For University of Washington football fans, this was sheer gruesome.
A purple-clad crowd of 69,020 came to rain-soaked Husky Stadium in a festive mood in hopes of watching the Washington Huskies tackle a wicked challenge in the No. 13-ranked Stanford Cardinal.
But in a matter of minutes, Husky Stadium started to resemble a House of Horrors as the Huskies were dealt a stunning 41-0 defeat that left Dawg fans and even coach Steve Sarkisian wondering what had just happened.
"In a sense, the saying you've got to hit rock bottom before you can start going back up might hold true," Sarkisian said. "We obviously hit rock bottom tonight."
The defeat was Washington's first shutout loss since 1976 when California beat the Huskies, 7-0.
But the lack of points only told part of the story.
The Cardinal (7-1 overall, 4-1 in the Pac-10) dominated Washington (3-5, 2-3) in every facet of the game, especially in the first half when Stanford built a 28-0 lead after outgaining the Huskies in total yardage, 318 to 35.
The idea of watching this brand of football in the pouring rain didn't appeal to many Husky fans as less than half of the crowd remained for the second half.
Sarkisian had enough trouble watching it himself.
"It's definitely the worst offensive performance I've ever been associated with," he said.
On Halloween eve, Washington gave fans something sour to chew: A numbing loss, hurting the team's bowl chances, with a road game at No. 1 Oregon up next.
The Huskies have to win three out of their final four games to be bowl eligible.
Yet, they go into the Oregon game with a second straight blowout defeat, ending a string of eight consecutive weeks of the following a loss with a victory.
"We've got to get back up Monday and start another week of practice," said Jake Locker, who fared poorly in comparison to Stanford's Andrew Luck in the anticipated matchup of top NFL quarterback prospects. "We still have four games left in our season. We've got to remember that and we've got to approach it that way."
Luck, being touted as possibly the No. 1 pick in the NFL draft, lived up to his billing as he completed 19 of 26 passes for 192 yards and a touchdown.
He also ran for 92 yards, including a 51-yard dash on third down and 2 for a touchdown on the Cardinal's first possession.
"I think it was a great result for us," Luck said. "We knew Husky Stadium was going to be a tough environment to play in, and we really stressed coming out early and not making mistakes or committing turnovers, and defensively getting after the offense. I think we accomplished all of those goals -- and got the crowd out of it early, and played a pretty mistake-free game."

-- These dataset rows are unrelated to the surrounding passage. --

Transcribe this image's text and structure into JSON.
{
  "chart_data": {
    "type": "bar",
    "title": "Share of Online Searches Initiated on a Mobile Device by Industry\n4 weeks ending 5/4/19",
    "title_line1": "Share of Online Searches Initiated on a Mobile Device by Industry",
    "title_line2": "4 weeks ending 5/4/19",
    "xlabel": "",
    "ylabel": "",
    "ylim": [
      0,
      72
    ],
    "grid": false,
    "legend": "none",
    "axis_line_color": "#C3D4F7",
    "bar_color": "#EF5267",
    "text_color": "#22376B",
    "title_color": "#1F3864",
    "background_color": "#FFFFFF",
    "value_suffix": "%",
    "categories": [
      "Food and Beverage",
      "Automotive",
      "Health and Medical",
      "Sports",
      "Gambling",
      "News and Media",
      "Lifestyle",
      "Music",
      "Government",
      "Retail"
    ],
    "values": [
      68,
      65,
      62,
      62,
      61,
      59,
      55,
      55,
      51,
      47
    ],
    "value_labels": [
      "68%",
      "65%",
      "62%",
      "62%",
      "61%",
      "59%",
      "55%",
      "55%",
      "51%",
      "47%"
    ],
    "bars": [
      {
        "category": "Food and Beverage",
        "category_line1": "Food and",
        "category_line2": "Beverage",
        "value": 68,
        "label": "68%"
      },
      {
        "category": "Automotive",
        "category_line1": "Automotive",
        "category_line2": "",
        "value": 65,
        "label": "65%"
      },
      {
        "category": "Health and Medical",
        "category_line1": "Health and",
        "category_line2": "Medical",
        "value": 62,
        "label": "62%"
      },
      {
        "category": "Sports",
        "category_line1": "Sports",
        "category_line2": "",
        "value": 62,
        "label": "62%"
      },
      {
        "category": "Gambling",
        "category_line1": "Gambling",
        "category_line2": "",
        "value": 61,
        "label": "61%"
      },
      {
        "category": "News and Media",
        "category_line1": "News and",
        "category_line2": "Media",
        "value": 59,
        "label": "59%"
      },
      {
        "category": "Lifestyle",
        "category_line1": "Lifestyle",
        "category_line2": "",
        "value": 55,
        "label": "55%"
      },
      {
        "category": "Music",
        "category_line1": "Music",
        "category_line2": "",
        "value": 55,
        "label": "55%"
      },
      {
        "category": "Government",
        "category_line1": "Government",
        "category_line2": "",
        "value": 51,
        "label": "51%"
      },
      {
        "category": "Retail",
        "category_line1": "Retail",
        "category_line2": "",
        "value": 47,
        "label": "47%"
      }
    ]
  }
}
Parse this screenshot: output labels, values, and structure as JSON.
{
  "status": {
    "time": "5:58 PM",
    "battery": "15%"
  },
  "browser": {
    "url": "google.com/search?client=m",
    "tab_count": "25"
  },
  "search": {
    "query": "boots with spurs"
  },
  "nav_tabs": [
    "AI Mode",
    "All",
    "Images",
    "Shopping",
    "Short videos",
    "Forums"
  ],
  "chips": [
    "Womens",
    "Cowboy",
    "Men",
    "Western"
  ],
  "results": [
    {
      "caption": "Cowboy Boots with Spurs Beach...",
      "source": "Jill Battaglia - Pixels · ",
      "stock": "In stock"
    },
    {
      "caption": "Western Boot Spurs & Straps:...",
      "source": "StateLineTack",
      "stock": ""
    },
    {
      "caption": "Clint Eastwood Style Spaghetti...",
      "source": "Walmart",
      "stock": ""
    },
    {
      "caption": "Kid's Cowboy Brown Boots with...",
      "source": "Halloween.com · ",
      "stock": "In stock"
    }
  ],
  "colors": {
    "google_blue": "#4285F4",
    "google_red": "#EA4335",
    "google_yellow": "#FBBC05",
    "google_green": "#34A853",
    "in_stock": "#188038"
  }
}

Stanford, which featured a large, physical and veteran offensive line, scored touchdowns on each of its first four possessions and had 15 first downs by halftime playing against a Huskies defense that started two freshmen - Jamora Hau'oli and Sione Potoa'e - up front.
"I don't want to make excuses," Sarkisian said. "We're better than that. I know that much."
"We've got to make more plays. That's what it comes to," said linebacker Mason Foster, who led the Huskies with 18 tackles. "We've got to execute our calls better. We can't give them busted plays and let them run for long yards like that."
Stanford finished with 407 yards of total offense to Washington's 107. The Huskies only passed midfield twice and finished with only seven first downs to Stanford's 22.
"I thought our defense played well," said Locker, who was sacked three times and finished with only 64 yards passing and one yard rushing. "It's hard when you're out there that much and you're not being able to have enough time to rest on the sidelines."
The loss brought back memories of the Huskies' winless season in 2008 under coach Tyrone Willingham.
Foster didn't see the comparison.
"I don't think back to the '08 season at all," Foster said. "We've got a good team. Everybody plays hard. And nobody quits. We're just going to keep playing."
"This is a very disappointing performance," said Sarkisian, who brought excitement back to the Huskies program with a 5-7 record in his first season last year. "I feel for our fans. They deserve better than that. We'll continue to work. Trust me, we'll continue to work. We'll continue to battle. We'll get better. But as of tonight, it's a bad loss, a disappointing loss."
Sarkisian said the play at the line of scrimmage was the biggest factor in his team's inability to produce much of anything offensively.
He said that the team had a great week of practice and was in the right mindset to challenge Stanford.
He was asked if it was a matter of simply not executing.
"I'm not sure to be honest with you," Sarkisian said. "I'm going to have to assess it all. I thought we just didn't perform and they did. Obviously the line of scrimmage was a big factor. But we're going to assess everything and try to figure out why, how and what we can do to fix it."